En France aussi, l’affaire Epstein fait des vagues. Les récentes publications révèlent l’ampleur « d’un réseau tentaculaire de relations sociales que le milliardaire avait tissé à travers le monde », résume Le Figaro. Très mondain, Jeffrey Epstein a tissé de nombreux liens avec des personnes de premier plan – pour mieux se protéger ? Aujourd’hui éclaboussées, certaines doivent regretter de n’avoir pas su identifier qui il était vraiment, ni d’avoir pris leurs distances avec lui… Ainsi, il avait noué une relation plutôt cordiale avec Jack Lang, longtemps ministre de la Culture de François Mitterrand. Son nom est cité à 673 reprises dans les documents publiés par la justice américaine.

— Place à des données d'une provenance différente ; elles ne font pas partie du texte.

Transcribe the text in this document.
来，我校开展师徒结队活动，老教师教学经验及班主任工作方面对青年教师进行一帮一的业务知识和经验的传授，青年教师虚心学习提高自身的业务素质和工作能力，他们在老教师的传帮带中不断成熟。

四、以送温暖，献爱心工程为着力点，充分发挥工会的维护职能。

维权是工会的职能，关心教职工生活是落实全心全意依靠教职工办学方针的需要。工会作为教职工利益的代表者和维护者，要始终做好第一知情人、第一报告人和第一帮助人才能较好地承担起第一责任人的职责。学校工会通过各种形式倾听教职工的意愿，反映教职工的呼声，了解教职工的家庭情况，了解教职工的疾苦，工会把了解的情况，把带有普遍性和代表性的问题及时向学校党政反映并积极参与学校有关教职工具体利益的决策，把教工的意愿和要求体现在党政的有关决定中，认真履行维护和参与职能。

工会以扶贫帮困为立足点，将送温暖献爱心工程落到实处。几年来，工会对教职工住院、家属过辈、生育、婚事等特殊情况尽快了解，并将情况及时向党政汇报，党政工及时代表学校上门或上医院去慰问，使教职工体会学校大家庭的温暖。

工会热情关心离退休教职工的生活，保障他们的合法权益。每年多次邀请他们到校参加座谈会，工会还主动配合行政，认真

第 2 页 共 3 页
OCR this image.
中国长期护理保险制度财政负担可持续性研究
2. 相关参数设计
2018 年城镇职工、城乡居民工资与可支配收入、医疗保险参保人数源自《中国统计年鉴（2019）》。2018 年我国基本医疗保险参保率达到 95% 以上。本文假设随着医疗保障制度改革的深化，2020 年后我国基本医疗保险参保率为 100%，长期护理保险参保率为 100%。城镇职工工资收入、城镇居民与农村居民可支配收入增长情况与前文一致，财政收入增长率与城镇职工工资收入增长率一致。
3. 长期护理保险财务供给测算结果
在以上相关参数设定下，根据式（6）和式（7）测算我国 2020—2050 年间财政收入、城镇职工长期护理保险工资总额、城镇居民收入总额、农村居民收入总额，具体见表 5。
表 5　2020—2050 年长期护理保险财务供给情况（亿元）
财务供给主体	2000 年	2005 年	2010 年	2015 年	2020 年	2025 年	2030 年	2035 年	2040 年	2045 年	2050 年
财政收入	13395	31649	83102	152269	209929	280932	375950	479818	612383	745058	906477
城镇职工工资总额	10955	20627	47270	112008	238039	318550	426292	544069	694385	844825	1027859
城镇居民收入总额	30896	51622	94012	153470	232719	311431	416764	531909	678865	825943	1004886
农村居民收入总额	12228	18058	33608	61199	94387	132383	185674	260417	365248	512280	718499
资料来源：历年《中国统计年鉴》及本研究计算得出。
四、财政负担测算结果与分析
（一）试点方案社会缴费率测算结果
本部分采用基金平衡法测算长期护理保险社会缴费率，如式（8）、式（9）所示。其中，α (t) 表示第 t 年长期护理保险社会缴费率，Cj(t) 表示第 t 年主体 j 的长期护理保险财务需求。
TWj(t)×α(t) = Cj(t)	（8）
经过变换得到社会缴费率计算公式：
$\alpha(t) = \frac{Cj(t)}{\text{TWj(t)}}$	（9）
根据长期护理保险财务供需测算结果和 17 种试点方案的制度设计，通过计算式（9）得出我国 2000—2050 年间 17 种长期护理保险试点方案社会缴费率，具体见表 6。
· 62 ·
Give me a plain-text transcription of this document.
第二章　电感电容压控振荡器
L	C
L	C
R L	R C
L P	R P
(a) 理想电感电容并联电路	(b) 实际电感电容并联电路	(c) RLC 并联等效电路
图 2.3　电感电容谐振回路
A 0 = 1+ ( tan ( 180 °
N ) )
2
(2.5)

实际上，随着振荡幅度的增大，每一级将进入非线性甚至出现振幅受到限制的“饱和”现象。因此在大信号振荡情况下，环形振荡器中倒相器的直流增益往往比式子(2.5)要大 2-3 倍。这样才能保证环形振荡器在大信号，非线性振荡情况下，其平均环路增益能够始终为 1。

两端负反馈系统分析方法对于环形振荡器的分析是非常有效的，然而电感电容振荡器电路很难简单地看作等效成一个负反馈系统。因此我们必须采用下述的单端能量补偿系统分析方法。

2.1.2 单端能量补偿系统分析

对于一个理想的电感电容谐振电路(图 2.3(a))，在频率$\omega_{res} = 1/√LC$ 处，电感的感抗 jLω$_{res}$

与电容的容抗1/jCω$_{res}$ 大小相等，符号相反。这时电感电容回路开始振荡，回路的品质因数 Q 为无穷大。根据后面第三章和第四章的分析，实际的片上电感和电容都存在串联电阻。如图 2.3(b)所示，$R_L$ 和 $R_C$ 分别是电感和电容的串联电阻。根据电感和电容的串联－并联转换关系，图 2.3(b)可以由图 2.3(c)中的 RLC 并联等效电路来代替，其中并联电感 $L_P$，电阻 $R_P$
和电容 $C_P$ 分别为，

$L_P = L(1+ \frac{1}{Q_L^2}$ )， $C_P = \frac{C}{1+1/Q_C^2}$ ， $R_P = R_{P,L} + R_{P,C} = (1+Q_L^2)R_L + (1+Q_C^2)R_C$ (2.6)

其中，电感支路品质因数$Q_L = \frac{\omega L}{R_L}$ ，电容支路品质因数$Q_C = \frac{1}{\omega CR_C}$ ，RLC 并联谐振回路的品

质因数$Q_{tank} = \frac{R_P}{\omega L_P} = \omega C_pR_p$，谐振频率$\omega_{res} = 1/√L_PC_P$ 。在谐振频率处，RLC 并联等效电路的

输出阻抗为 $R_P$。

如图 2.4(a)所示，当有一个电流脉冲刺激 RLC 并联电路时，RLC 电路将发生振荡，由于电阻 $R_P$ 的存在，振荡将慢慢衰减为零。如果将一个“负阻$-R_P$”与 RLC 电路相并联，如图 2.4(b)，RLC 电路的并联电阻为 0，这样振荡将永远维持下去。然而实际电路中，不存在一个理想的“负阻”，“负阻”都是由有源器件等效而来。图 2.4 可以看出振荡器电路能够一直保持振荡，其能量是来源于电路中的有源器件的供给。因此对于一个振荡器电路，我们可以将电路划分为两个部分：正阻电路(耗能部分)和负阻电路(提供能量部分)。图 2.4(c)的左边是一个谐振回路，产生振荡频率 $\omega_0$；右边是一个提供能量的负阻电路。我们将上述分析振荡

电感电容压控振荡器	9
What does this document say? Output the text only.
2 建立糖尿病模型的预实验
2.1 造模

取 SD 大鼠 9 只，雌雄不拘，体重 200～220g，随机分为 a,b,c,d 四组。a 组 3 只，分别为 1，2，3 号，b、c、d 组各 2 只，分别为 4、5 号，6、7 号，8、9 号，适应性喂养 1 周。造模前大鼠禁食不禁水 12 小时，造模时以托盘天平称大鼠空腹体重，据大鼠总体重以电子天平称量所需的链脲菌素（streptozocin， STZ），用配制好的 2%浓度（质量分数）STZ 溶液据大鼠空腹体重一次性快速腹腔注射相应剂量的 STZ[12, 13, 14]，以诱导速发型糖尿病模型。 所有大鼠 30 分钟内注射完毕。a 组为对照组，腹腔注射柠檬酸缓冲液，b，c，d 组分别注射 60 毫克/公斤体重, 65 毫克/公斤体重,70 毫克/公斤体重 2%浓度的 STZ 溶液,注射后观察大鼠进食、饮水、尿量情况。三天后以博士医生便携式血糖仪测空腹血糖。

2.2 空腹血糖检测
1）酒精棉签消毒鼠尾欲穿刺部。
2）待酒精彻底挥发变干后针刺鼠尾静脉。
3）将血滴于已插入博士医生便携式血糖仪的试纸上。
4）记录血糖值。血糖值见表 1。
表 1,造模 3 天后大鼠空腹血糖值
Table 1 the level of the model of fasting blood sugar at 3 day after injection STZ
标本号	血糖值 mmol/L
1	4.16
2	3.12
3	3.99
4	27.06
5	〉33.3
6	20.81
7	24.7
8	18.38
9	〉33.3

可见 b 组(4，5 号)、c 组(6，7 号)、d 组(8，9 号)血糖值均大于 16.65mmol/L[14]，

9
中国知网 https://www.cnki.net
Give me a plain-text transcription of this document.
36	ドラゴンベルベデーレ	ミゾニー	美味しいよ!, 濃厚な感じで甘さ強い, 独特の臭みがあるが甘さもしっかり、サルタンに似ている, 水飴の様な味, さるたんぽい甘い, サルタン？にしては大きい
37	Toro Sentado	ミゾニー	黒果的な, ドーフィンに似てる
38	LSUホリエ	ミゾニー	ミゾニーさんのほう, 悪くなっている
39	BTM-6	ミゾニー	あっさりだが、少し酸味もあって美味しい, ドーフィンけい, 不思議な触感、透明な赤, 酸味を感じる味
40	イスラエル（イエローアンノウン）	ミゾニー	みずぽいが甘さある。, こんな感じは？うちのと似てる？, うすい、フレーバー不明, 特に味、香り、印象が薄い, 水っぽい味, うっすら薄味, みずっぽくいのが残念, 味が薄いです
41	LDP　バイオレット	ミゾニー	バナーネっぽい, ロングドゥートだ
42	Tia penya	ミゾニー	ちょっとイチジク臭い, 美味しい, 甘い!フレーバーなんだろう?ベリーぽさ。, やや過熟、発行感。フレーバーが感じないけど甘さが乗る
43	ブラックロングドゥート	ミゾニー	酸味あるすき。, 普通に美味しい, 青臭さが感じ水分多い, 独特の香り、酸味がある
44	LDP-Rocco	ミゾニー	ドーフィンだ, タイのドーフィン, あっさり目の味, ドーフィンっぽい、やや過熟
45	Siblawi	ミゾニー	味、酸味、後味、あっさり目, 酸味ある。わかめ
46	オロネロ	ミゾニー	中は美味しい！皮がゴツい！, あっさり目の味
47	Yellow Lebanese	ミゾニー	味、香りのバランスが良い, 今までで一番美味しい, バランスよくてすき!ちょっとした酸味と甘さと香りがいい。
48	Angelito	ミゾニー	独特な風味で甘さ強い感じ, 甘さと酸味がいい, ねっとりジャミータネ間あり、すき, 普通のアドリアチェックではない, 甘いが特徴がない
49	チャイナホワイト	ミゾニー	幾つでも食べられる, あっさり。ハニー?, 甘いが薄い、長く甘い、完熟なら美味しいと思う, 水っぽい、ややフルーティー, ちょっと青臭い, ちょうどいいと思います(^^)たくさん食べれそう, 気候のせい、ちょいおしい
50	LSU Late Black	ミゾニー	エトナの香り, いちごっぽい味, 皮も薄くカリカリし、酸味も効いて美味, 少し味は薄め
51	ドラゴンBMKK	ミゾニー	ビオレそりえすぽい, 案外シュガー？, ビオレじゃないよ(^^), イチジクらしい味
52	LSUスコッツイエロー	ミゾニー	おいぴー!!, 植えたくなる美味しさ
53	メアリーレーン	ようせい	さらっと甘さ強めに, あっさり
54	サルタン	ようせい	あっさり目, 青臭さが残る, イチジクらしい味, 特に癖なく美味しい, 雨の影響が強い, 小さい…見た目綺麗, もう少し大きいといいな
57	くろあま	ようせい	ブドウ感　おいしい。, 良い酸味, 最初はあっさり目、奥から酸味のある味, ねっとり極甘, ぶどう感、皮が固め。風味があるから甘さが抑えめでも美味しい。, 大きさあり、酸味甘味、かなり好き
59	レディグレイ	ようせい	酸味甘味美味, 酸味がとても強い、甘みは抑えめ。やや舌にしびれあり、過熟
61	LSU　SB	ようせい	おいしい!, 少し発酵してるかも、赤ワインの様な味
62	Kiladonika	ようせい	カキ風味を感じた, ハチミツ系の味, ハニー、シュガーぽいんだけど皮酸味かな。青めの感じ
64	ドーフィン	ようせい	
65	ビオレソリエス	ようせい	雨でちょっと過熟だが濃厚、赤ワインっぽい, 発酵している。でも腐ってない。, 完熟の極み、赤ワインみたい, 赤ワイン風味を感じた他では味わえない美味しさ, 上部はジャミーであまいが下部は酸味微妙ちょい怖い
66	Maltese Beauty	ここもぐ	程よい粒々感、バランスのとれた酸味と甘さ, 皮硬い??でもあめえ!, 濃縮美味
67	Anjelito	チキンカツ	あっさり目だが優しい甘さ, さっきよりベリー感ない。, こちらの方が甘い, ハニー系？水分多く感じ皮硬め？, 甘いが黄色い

Jack Lang a affirmé cette semaine que l’homme était « charmant », un « passionné d’art, de culture et de cinéma », avant d’assurer n’avoir eu aucune connaissance de ses agissements et de plaider sa propre « naïveté ».
Un exemple de ces liens : selon Mediapart, le milliardaire et mécène aurait apporté 50 000 euros à une association proche de l’ancien ministre (Les Amis de Jack Lang) pour participer au financement d’un documentaire « sur les années Lang-Mitterrand », qui devait être réalisé par Serge Moati, à la demande expresse de Jack Lang. Le documentaire aurait été tourné mais pas diffusé. Bien que l’ancien ministre ne soit en rien poursuivi, et que ses liens avec Epstein semblent de nature amicale et financière, la pression monte à gauche et à droite pour que l’intéressé – dont le mandat se termine en décembre cette année – démissionne de ses fonctions de président de l’Institut du monde arabe (IMA). Ne serait-ce que pour l’image de l’institution. Cette éventualité a été catégoriquement exclue par Jack Lang, reconduit en 2023 à la tête de l’institution (qu’il préside depuis 2013) pour un mandat de trois ans. Contacté, l’Institut du monde arabe nous assure « qu’à ce stade, il n’y a pas de nouvelle déclaration, Jack Lang étant en déplacement au Maroc dans le cadre d’une biennale d’art. Aucune infraction, crime ou délit ni manquement dans ses fonctions de président de l’IMA, qui justifieraient une démission, n’ont été constatés », nous explique un représentant de la direction.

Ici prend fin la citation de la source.